Item 1.01 Entry Into a Material Definitive Agreement.
In July 2007, Alnylam Pharmaceuticals, Inc. (the “Company”) and, for limited purposes, Alnylam Europe AG, entered into a license and collaboration agreement (the “LCA”) with F. Hoffmann-La Roche Ltd (“Roche Basel”) and Hoffmann-La Roche Inc. (together with Roche Basel, “Roche”). Under the LCA, the Company granted Roche a non-exclusive license to the Company’s intellectual property to develop and commercialize therapeutic products that function through RNA interference (“RNAi”), subject to the Company’s existing contractual obligations to third parties. Under the LCA, the Company and Roche also agreed to collaborate on the discovery of RNAi therapeutic products directed to one or more disease targets (“Discovery Collaboration”), subject to the Company’s existing contractual obligations to third parties. On October 29, 2009, the Company and Roche advanced their alliance to initiate this therapeutic collaboration stage. Under this new phase of the collaboration, the Company and Roche will jointly collaborate on the discovery and development of specific RNAi therapeutic products and each party will contribute key delivery technologies in the effort, which is focused on specific disease targets. The Company and Roche intend to co-develop and co-commercialize RNAi therapeutic products in the U.S. market and the Company is eligible to receive additional milestone and royalty payments for products developed in the rest of the world, if any. After a pre-specified period of collaborative activities, each party will have the option to opt-out of the day-to-day development activities in exchange for reduced milestones and royalty payments in the future. The Discovery Collaboration will be governed by the joint steering committee that is comprised of an equal number of representatives from each party.

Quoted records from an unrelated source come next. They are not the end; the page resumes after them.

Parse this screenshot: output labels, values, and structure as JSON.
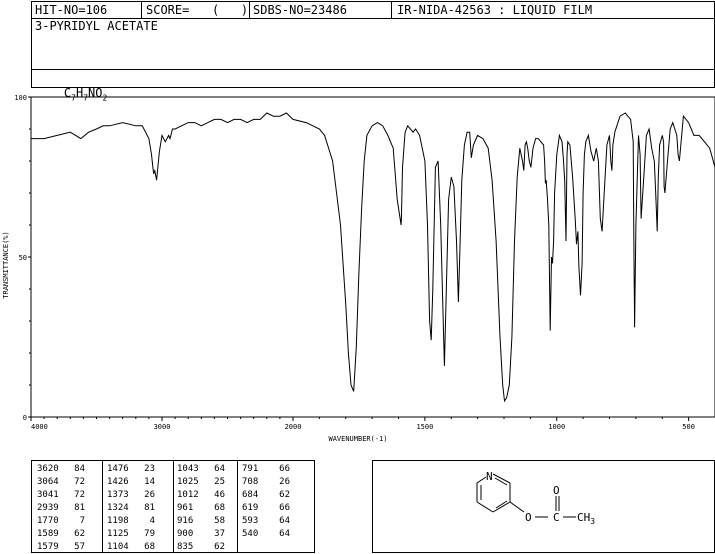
{
  "header": {
    "hit_no": "HIT-NO=106",
    "score_label": "SCORE=",
    "score_value": "(   )",
    "sdbs_no": "SDBS-NO=23486",
    "ir_info": "IR-NIDA-42563 : LIQUID FILM"
  },
  "compound": {
    "name": "3-PYRIDYL ACETATE",
    "formula": {
      "c": "C",
      "c_n": "7",
      "h": "H",
      "h_n": "7",
      "n": "N",
      "o": "O",
      "o_n": "2"
    }
  },
  "chart_data": {
    "type": "line",
    "title": "",
    "xlabel": "WAVENUMBER(-1)",
    "ylabel": "TRANSMITTANCE(%)",
    "xlim": [
      4000,
      400
    ],
    "ylim": [
      0,
      100
    ],
    "x_ticks": [
      4000,
      3000,
      2000,
      1500,
      1000,
      500
    ],
    "y_ticks": [
      0,
      50,
      100
    ],
    "grid": false,
    "series": [
      {
        "x": [
          4000,
          3900,
          3800,
          3700,
          3620,
          3560,
          3500,
          3450,
          3400,
          3300,
          3200,
          3150,
          3100,
          3080,
          3064,
          3055,
          3041,
          3020,
          3000,
          2975,
          2950,
          2939,
          2920,
          2900,
          2850,
          2800,
          2750,
          2700,
          2650,
          2600,
          2550,
          2500,
          2450,
          2400,
          2350,
          2300,
          2250,
          2200,
          2150,
          2100,
          2050,
          2000,
          1950,
          1900,
          1880,
          1850,
          1820,
          1800,
          1790,
          1780,
          1770,
          1760,
          1750,
          1740,
          1730,
          1720,
          1700,
          1680,
          1660,
          1640,
          1620,
          1605,
          1590,
          1589,
          1585,
          1575,
          1565,
          1555,
          1545,
          1535,
          1520,
          1500,
          1490,
          1482,
          1476,
          1470,
          1460,
          1450,
          1440,
          1432,
          1426,
          1418,
          1410,
          1400,
          1390,
          1380,
          1373,
          1368,
          1360,
          1350,
          1340,
          1330,
          1324,
          1316,
          1300,
          1280,
          1260,
          1245,
          1230,
          1215,
          1205,
          1198,
          1190,
          1180,
          1170,
          1160,
          1150,
          1140,
          1130,
          1125,
          1120,
          1115,
          1110,
          1104,
          1098,
          1090,
          1080,
          1070,
          1060,
          1050,
          1046,
          1043,
          1040,
          1035,
          1030,
          1025,
          1020,
          1016,
          1012,
          1008,
          1000,
          990,
          980,
          975,
          970,
          965,
          961,
          958,
          950,
          940,
          930,
          925,
          920,
          916,
          910,
          904,
          900,
          895,
          890,
          880,
          870,
          860,
          850,
          842,
          835,
          828,
          820,
          810,
          800,
          795,
          791,
          787,
          780,
          760,
          740,
          720,
          710,
          708,
          705,
          700,
          690,
          684,
          680,
          670,
          660,
          650,
          640,
          630,
          625,
          619,
          615,
          610,
          600,
          595,
          593,
          590,
          580,
          570,
          560,
          545,
          540,
          535,
          520,
          500,
          480,
          460,
          440,
          420,
          400
        ],
        "y": [
          87,
          87,
          88,
          89,
          87,
          89,
          90,
          91,
          91,
          92,
          91,
          91,
          87,
          82,
          76,
          77,
          74,
          83,
          88,
          86,
          88,
          87,
          90,
          90,
          91,
          92,
          92,
          91,
          92,
          93,
          93,
          92,
          93,
          93,
          92,
          93,
          93,
          95,
          94,
          94,
          95,
          93,
          92,
          90,
          88,
          80,
          60,
          35,
          20,
          10,
          8,
          22,
          45,
          65,
          80,
          88,
          91,
          92,
          91,
          88,
          84,
          68,
          60,
          62,
          78,
          89,
          91,
          90,
          89,
          90,
          88,
          80,
          60,
          30,
          24,
          40,
          78,
          80,
          60,
          35,
          16,
          42,
          68,
          75,
          72,
          55,
          36,
          50,
          74,
          85,
          89,
          89,
          81,
          85,
          88,
          87,
          84,
          74,
          55,
          25,
          10,
          5,
          6,
          10,
          25,
          55,
          75,
          84,
          80,
          77,
          85,
          86,
          84,
          80,
          78,
          84,
          87,
          87,
          86,
          85,
          80,
          73,
          74,
          68,
          60,
          27,
          50,
          48,
          55,
          70,
          82,
          88,
          86,
          81,
          74,
          55,
          82,
          86,
          85,
          75,
          62,
          54,
          58,
          47,
          38,
          48,
          70,
          82,
          86,
          88,
          83,
          80,
          84,
          80,
          62,
          58,
          70,
          85,
          88,
          80,
          77,
          85,
          89,
          94,
          95,
          93,
          86,
          57,
          28,
          60,
          88,
          82,
          62,
          75,
          88,
          90,
          84,
          80,
          70,
          58,
          75,
          85,
          88,
          86,
          72,
          70,
          80,
          90,
          92,
          88,
          82,
          80,
          94,
          92,
          88,
          88,
          86,
          84,
          78
        ]
      }
    ]
  },
  "peak_table": {
    "columns": [
      [
        [
          "3620",
          "84"
        ],
        [
          "3064",
          "72"
        ],
        [
          "3041",
          "72"
        ],
        [
          "2939",
          "81"
        ],
        [
          "1770",
          "7"
        ],
        [
          "1589",
          "62"
        ],
        [
          "1579",
          "57"
        ]
      ],
      [
        [
          "1476",
          "23"
        ],
        [
          "1426",
          "14"
        ],
        [
          "1373",
          "26"
        ],
        [
          "1324",
          "81"
        ],
        [
          "1198",
          "4"
        ],
        [
          "1125",
          "79"
        ],
        [
          "1104",
          "68"
        ]
      ],
      [
        [
          "1043",
          "64"
        ],
        [
          "1025",
          "25"
        ],
        [
          "1012",
          "46"
        ],
        [
          "961",
          "68"
        ],
        [
          "916",
          "58"
        ],
        [
          "900",
          "37"
        ],
        [
          "835",
          "62"
        ]
      ],
      [
        [
          "791",
          "66"
        ],
        [
          "708",
          "26"
        ],
        [
          "684",
          "62"
        ],
        [
          "619",
          "66"
        ],
        [
          "593",
          "64"
        ],
        [
          "540",
          "64"
        ]
      ]
    ]
  },
  "structure": {
    "ring_atom": "N",
    "o_atom": "O",
    "carbonyl_o": "O",
    "carbon": "C",
    "methyl": "CH",
    "methyl_sub": "3"
  }
}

On January 9, 2009, the Company entered into a License and Collaboration Agreement (the “Cubist Agreement”) with Cubist Pharmaceuticals, Inc. (“Cubist”) to develop and commercialize therapeutic products (“Licensed Products”) based on certain of the Company’s RNAi technology for the treatment of respiratory syncytial virus (“RSV”) infection. Licensed Products initially included ALN-RSV01, as well as several other second-generation RNAi-based RSV inhibitors.

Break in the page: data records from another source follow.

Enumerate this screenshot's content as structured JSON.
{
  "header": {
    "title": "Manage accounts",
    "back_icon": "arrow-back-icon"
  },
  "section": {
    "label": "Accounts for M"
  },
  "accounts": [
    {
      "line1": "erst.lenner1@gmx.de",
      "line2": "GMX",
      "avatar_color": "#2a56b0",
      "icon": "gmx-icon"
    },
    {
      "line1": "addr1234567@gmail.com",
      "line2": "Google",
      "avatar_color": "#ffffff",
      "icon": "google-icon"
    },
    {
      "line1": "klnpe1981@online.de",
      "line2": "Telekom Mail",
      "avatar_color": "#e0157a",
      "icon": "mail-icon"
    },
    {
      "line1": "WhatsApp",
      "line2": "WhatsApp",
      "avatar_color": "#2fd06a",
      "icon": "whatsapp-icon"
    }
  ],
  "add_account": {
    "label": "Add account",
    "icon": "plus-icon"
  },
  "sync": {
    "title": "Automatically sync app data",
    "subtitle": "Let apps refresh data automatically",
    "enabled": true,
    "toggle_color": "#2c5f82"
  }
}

On November 2, 2009, the Company and Cubist entered into an amendment to the Cubist Agreement (the “Amendment”), which provides that the parties will focus their collaboration and joint development efforts on ALN-RSV02, a second-generation compound, for use in pediatric patients. Consistent with the original Cubist Agreement, the Company and Cubist will each bear one-half of the related development costs for ALN-RSV02. Pursuant to the terms of the Amendment, the Company will continue to develop ALN-RSV01 for adult transplant patients in its sole discretion and at its sole expense. Cubist has the right to resume the collaboration on ALN-RSV01 again in the future, which right may be exercised for a specified period of time following the completion of the Company’s planned Phase IIb trial of ALN-RSV01 in adult lung transplant patients infected with RSV, subject to the payment by Cubist of an opt-in fee representing reimbursement of an agreed upon percentage of the Company’s future development expenses for ALN-RSV01.